Regression using Fine-tuned Language Model

shaun1 · December 16, 2018, 5:47pm

After building the LM, now I’ve started working on the regression problem. Here is a sample of my training data:

train_df.head()
train_id	name	price	item_description
0	0	MLB Cincinnati Reds T Shirt Size XL	10.0	No description yet
1	1	Razer BlackWidow Chroma Keyboard	52.0	This keyboard is in great condition and works ...
2	2	AVA-VIV Blouse	10.0	Adorable top with a hint of lace and a key hol...
3	3	Leather Horse Statues	35.0	New with tags. Leather horses. Retail for [rm]...
4	4	24K GOLD plated rose	44.0	Complete with certificate of authenticity

Testing data has similar structure.

Using the data block API, I think I was able to create the databunch I want but I have a few questions about what I got and where to go from here. These are the things I did:

I initialized my custom tokenize and numericalize processors and loaded up my saved language model databunch:

tok_proc = TokenizeProcessor(mark_fields=True)
num_proc = NumericalizeProcessor(max_vocab=60_091, min_freq=2)
data_lm = TextLMDataBunch.load(path, 'lm-toknum', processor=[tok_proc, num_proc])

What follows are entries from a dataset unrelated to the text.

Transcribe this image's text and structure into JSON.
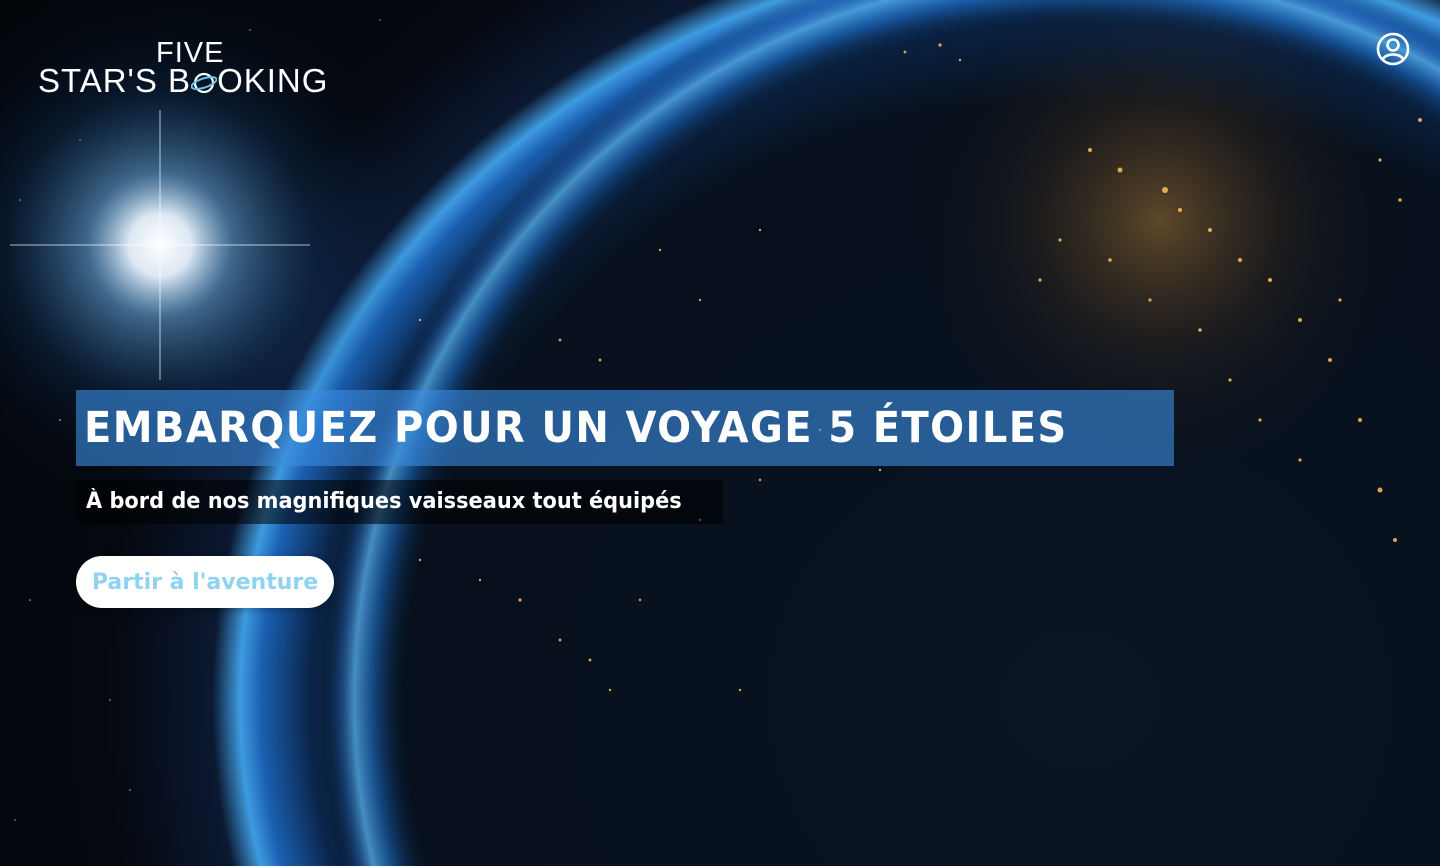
{
  "brand": {
    "logo_top": "FIVE",
    "logo_main_part1": "STAR'S B",
    "logo_main_part2": "OKING",
    "logo_color": "#ffffff",
    "logo_accent": "#63c6ea"
  },
  "header": {
    "account_icon": "user-circle-icon"
  },
  "hero": {
    "headline": "EMBARQUEZ POUR UN VOYAGE 5 ÉTOILES",
    "subtitle": "À bord de nos magnifiques vaisseaux tout équipés",
    "cta_label": "Partir à l'aventure",
    "headline_bg": "#3a8ade",
    "cta_text_color": "#8fd3f0",
    "background_image": "earth-at-night-from-space"
  }
}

I called show_batch on this databunch and everything looked good.

Then using the vocabulary of my LM databunch (data_lm.vocab), I was able to create. I’m showing individual steps here to specify whats going on. First I created a TextList

d = TextList.from_df(train_df, path, cols=['name', 'item_description'], vocab=data_lm.vocab)

Question 1: Do I need to pass the custom tokenizer/processor that used for the LM here? It works even without it, but I don’t see marked fields.

I split by index and perform the labeling. I went with the label_from_df from the tabular databunch creation:

d = d.split_by_idx(valid_idx)
d = d.label_from_df(cols=[dep_var], label_cls=FloatList, log=True)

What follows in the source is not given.